Opinion

hub-logo-white

middle-header-opinion2

littlegirlwriting

- by Anne Finlay-Stewart, Editor

She is now in her forties, and she wanted to tell her story and why she thinks the 2015 Ontario sex education curriculum would have made all the difference.

I'm going to call her Amanda, because that was one of the most popular names in Canada the year she was born. You'll see why we can't use her real name in a moment.

When Amanda was in grade six, she wrote a "love letter" to a boy – the usual "I really like you" type. The boy returned it through the mail slot of her home. Her mother found it, tore it up, called her a slut, and pulled her out of the girls-only Changing Me sex ed program at school, figuring that no information was better than some.

When her parents split, Amanda's father got custody. She was at a friend's home when she got her first monthly period, and she thought she was dying. Her friend's mother told her father that she should now be on birth control, and although she knew where babies came from, and that the pill would prevent babies, she had no interest in having sex. In fact, she was quite proud to be a virgin in a community where they were rare in girls over ten.

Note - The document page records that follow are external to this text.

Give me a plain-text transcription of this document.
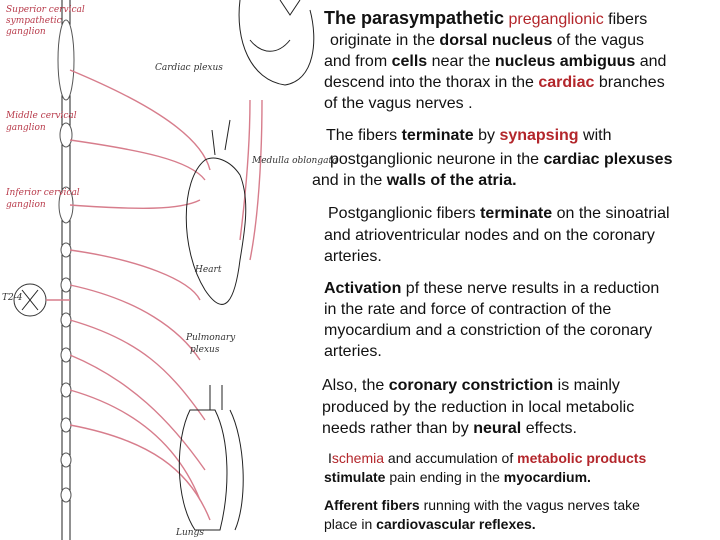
Superior cervical
sympathetic
ganglion
Middle cervical
ganglion
Inferior cervical
ganglion
Cardiac plexus
Medulla oblongata
Heart
Pulmonary
plexus
Lungs
T2-4

The parasympathetic preganglionic fibers

originate in the dorsal nucleus of the vagus

and from cells near the nucleus ambiguus and

descend into the thorax in the cardiac branches

of the vagus nerves .

The fibers terminate by synapsing with

postganglionic neurone in the cardiac plexuses

and in the walls of the atria.

Postganglionic fibers terminate on the sinoatrial

and atrioventricular nodes and on the coronary

arteries.

Activation pf these nerve results in a reduction

in the rate and force of contraction of the

myocardium and a constriction of the coronary

arteries.

Also, the coronary constriction is mainly

produced by the reduction in local metabolic

needs rather than by neural effects.

Ischemia and accumulation of metabolic products

stimulate pain ending in the myocardium.

Afferent fibers running with the vagus nerves take

place in cardiovascular reflexes.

She learned nothing about consent. It was assumed that she would "figure it out".

At 14 she met an 18 year old boy at a festival, and when a group of friends drove an hour or so out of town to visit him, she went along. Everyone was drinking, and she knew she should not get in a car with a driver who had been drinking so when she couldn't reach her father to give her a ride home, she stayed behind alone with the boy. He gave her more to drink, and had sex with her even though she told him she didn't want to - that it hurt.

"It always hurts the first time" he replied.

By the second and third rape, it was no longer the first time. By then his mother was home, calling her "one of his sluts".

Amanda didn't know she had been raped. Rape was something that a stranger did in a dark alley – not someone you knew, that you thought liked you.

It was a councillor, when Amanda was 32, who explained to her that she had been raped at 14.

Amanda also didn't know about sexually transmitted diseases, so she had untreated chlamydia for over a year, likely putting her at higher risk for the metastasized cervical cancer which she survived in her thirties.

She also survived toxic and abusive relationships, heavy drinking and homelessness.
She thought she was not worth any better. When she reported a later sexual assault the police asked "Had you been drinking? What were you wearing? Are you sure you didn't lead him on?"

When she was sexually assaulted at work, she did not report it. She froze. She thought she would not be believed. That this was just the way it has to be. And she needed the job.

"When your first experience of sex is rape," she says, "And you are not given the tools to know that you have a voice or a right, it has long...long...long lasting consequences."

Amanda has read the entire 2015 Health and Physical Education Curriculum. She believes if she had been taught it, it would have changed her life. She would have understood what was happening to her. She would have understood her body and her rights and could have kept herself safe.

Amanda now has a healthy relationship, and three sons, one with special needs. Her eldest has information, and condoms, and has decided that the only way to be sure he is not a teenage father before he completes high school is to abstain. All of her sons know about consent – both theirs and others - and anything else they want to know. But Amanda says she knows a lot of children are not learning these things at home.

She is frustrated by those who believe misinformation about the sex ed curriculum and understands that parents have rights. "If you must, remove your children from the class. But please don't demand that noone else's children have access to this information and discussion. They will pay the price, not their parents."

The most powerful thing that Amanda said to me was this - "I would go through those rapes again without complaint, if I thought it could save one other girl from the same experience."